Relationships: In order for any leader to become more effective, it is crucial to broaden one’s definition and understanding of Relationships as more than socialization. The importance of on-the-spot synthesizing, being able to “connect the dots” and see the relationships between ideas and data, and systems thinking—all are more important now than ever, especially in an era of information overload. As we emerge from 2-dimensional virtual relationships (one screen at a time), now is the time to re-develop that wide-ranging network and re-build a web of connectivity. Relationship growth includes five elements:
- With Self
- Being Authentic and Transparent
- Having a Good Sense of Humor (Ability to Laugh at Myself)
- Being Clear About My Valuesand Leading With Light
- With the Organization
- Knowing My Value to the Organization
- Building Professional Equity in the Organization
- Understanding Organizational Politics
- With Others
- Developing a Team of Many/Unlikely Others
- Building Multiple Partnerships: Community, Parents, Vendors, Business
- With Situations
- Always Looking for Unique/Unlike Opportunities to Advance the Mission
- Believing that Behind Every Challenge is an Opportunity
- With Ideas
- Promoting Brainstorming as a Time-Worth Activity
- Listening to Others Carefully
- Believing that One Never Knows What Greatness Will Emerge
Rituals: If you don’t think Rituals have an impact on human behavior, watch baseball players perform a sequence of physical foxtrots as they approach the batting stance.

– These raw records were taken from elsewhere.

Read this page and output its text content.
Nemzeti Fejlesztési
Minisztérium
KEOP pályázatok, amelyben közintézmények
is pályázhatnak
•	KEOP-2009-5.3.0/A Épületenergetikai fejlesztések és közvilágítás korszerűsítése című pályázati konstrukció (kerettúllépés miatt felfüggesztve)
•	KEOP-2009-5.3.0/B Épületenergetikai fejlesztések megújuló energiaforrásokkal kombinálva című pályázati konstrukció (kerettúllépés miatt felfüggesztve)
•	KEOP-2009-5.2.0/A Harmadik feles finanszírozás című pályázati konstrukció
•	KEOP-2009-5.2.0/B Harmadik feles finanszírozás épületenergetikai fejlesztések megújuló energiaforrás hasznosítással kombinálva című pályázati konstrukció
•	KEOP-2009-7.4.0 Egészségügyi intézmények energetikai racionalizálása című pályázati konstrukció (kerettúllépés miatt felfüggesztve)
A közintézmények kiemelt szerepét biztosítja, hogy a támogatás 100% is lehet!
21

Some never change their socks during the entire season. In fact, our world has many rituals. One may think these behaviors are superstitions, but they are actually a form of ritual. The assumption is that if I do the same thing every time with an expectation of a specific result, that desired result will happen. More importantly for our purposes, rituals also serve to create societal bonds that connect us to the past and shape a future narrative. They provide a consistent touch point with the here and now and create a living short story. Rituals are the weft and warp of a society’s culture.
Dr. Gary Phillips, founder and President of National School Improvement Project, Inc. acknowledged that, “no schools can be changed without changing the rituals.”Re-establishing the school community’s culture involves taking a serious look at old routines and how to make new ones more transformational. Staff meetings, daily greetings, or acknowledging positive accomplishments are prospects. School events and activities can also create cultural meaning. How a school celebrates holidays and which ones are celebrated, convenes assemblies, honors graduates, types of field trips chosen say so much about what the school community values.
Artifacts as a form of rituals make visible the surface of a school’s culture and are easily seen in a variety of ways. Physical artifacts such as the decorations, space allocation, the way people dress, awards, trophies, handbooks, posters, mascots, logos, and symbols all tell a story about the organization’s cultural values through a visual rendition of ritual. Even the architecture of a school building tells much about the vision and values of a school or district.
Future Leadership Development
As leaders and those who develop and train current or future leaders, we have a unique opportunity to unlock the heart of school leadership by focusing more on engaging and nurturing transformational and positive human interaction (now Face-to-Face!) and less time on how to manage it.